OUR LOCAL DPN SPECIALISTS
Australian Securities and Investments Commission (ASIC) data on external administration.
ASIC released its most recent data on external administrations on 4 March 2024 and in summary
- all forms of external administrations, except for Court appointments, saw an increase of 35% from the same period of the previous financial year (July 2023- November 2023);
- all industries, except for arts and recreation services, saw an increase in external administrations. The highest number of external administrations were in the construction, accommodation and food services industries;
- the number of monthly external administrations were consistently higher from the same period of the previous financial year (July 2023- November 2023); and
- of the States and Territories, Tasmania saw the greatest increase with external administrations increasing five-fold from the same period of the previous financial year (July 2023- November 2023).
What is interesting from this data is that all forms of external administrations have increased except for Court appointments. We believe this is due to the Australian Taxation Office (ATO) recently intensifying its efforts in recovering outstanding debts through the Director Penalty Notice (DPN) mechanism first, rather than enforcing its debts through the Courts. This has led directors to consider their options earlier and take decisive actions in relation to outstanding ATO debt.
Understanding the DPN
A DPN is a powerful tool employed by the ATO to recover unpaid Pay-As-You-Go (PAYG) withholding, Goods and Services Tax (GST) and Superannuation Guarantee Charge (SGC) liabilities of a Company from its directors. This legal notice places personal liability on directors for the company's tax debts, making it crucial for directors to be aware of their financial responsibilities.
The Growing Trend
Statistics released by the Tax Institute indicate a notable uptick in the issuance of DPNs in recent years. For the period July 2023 to January 2024, the Tax Institute reported approximately 5,250 DPNs were issued to directors. This escalation underscores the ATO's commitment to cracking down on non-compliance and ensuring the timely lodgement and payment of tax obligations.
Specific Days to Act
To avoid personal liability and safeguard the financial standing of both the business and its directors, it is essential to act promptly. The ATO grants a 21-day window from the issuance of a non-lockdown DPN during which directors can take specific actions in relation to the Company. Here are key steps to consider within this crucial timeframe:
- Seek Professional Advice: Engage with an insolvency practitioner or legal advisor who specialises in insolvency matters. Their expertise can provide valuable insight into the best course of action based on your specific circumstances.

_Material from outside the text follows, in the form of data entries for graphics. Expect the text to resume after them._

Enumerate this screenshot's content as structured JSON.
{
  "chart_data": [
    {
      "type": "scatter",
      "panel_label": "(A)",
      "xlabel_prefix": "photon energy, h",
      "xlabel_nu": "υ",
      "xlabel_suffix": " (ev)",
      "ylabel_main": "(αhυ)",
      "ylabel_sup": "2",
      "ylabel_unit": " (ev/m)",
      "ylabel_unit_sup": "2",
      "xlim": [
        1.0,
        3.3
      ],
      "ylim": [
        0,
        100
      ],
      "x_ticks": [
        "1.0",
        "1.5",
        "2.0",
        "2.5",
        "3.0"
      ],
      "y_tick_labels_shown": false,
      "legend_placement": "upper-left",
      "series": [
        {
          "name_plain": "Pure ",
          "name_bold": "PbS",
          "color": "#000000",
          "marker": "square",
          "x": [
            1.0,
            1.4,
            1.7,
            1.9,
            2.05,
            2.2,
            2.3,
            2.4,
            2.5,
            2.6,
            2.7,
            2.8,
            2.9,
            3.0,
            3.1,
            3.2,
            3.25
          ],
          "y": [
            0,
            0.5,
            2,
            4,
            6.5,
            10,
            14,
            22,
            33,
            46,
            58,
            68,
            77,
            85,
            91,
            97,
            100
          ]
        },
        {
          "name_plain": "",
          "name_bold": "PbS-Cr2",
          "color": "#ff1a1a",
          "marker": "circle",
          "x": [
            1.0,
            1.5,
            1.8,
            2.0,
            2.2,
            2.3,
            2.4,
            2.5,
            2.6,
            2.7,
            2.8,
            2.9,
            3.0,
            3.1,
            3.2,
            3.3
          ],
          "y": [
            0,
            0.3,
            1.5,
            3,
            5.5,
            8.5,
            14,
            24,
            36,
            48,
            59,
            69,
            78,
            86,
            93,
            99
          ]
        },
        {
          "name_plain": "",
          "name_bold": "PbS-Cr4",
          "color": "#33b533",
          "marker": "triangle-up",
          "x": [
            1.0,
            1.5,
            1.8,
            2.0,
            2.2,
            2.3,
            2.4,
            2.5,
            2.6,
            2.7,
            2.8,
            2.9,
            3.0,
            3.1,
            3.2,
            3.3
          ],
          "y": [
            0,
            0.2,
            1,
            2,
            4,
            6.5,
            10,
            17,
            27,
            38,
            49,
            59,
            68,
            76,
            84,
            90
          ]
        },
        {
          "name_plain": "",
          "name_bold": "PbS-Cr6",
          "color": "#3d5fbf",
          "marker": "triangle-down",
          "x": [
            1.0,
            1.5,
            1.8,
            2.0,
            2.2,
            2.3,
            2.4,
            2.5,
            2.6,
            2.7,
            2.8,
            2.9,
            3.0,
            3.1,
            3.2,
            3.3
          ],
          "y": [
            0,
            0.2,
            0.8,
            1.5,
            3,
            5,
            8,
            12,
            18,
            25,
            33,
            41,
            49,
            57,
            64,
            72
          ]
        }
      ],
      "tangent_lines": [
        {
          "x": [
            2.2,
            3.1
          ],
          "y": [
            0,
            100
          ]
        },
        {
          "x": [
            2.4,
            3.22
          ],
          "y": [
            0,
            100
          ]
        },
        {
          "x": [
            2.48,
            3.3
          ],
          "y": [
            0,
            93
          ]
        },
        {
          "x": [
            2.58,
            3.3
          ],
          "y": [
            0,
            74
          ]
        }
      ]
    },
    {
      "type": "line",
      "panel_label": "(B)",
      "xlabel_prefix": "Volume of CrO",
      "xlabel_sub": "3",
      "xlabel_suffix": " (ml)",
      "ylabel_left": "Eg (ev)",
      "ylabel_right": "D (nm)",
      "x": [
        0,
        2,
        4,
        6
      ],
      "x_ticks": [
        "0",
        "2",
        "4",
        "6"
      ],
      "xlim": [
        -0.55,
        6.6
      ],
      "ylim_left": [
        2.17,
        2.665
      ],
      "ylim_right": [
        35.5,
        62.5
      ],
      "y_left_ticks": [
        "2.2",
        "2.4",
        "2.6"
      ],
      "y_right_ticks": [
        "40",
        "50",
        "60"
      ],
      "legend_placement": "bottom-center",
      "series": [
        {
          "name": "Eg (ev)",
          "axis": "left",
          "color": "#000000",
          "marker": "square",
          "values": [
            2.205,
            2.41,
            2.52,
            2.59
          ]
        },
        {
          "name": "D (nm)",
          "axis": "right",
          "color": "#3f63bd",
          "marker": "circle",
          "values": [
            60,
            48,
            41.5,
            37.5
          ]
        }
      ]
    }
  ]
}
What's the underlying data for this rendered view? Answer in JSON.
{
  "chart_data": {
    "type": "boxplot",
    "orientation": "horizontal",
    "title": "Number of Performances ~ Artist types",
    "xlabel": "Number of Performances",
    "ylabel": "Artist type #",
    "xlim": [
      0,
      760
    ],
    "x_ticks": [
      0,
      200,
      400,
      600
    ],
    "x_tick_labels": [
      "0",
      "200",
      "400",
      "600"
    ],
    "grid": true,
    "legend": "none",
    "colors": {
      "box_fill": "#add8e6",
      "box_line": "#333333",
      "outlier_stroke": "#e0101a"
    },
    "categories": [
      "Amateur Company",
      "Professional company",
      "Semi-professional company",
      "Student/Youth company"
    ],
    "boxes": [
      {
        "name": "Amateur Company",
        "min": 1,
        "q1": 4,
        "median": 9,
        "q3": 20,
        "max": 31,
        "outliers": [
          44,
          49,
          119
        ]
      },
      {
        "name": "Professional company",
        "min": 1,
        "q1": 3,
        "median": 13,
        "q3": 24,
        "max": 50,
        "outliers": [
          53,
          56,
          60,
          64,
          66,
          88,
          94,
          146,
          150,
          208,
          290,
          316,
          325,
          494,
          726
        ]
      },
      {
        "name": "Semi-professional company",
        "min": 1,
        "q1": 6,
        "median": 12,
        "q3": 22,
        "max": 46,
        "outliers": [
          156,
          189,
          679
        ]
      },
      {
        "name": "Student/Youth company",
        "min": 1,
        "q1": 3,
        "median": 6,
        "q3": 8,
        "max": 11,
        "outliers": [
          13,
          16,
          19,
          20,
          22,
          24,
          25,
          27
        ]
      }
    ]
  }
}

- Appoint an Administrator: If the financial situation of the business is dire, consider appointing a Voluntary Administrator. This can provide breathing space and potentially result in a restructure or sale of the business.
- Liquidation or Wind Up: In some cases, it may be in the best interest of the directors to voluntarily wind up the company. This option should be explored carefully, considering the potential impact on creditors and stakeholders.
- Small Business Restructure: If the DPN is a non-lockdown DPN, and you are trading a business in a corporate structure, your business may be able to access the new Small Business Restructuring regime. Under this option you continue to trade the business as the director while also proposing a Restructuring Plan to your creditors.
There is a misconception that directors can avoid personal liability by entering into a payment plan with the ATO within 21 days, however this is not correct. The payment plan simply allows a director to repay the liability by way of instalments, however the director becomes personally liable for the whole debt after the end of the 21-day period.
Under a lockdown DPN, the only option available to directors to avoid personal liabilities for the amounts owing by the company is to pay the amounts owing in full.
The helpful link here will provide guidance if a DPN is a lockdown or non-lockdown DPN.
Conclusion
As the ATO continues its pursuit of unpaid tax debts through the DPN mechanism, directors must remain proactive. By understanding the increasing trend, taking swift action within the stipulated timeframe, and seeking professional advice as early as possible, businesses can navigate the complexities of debt recovery and protect both their financial interests and personal liability.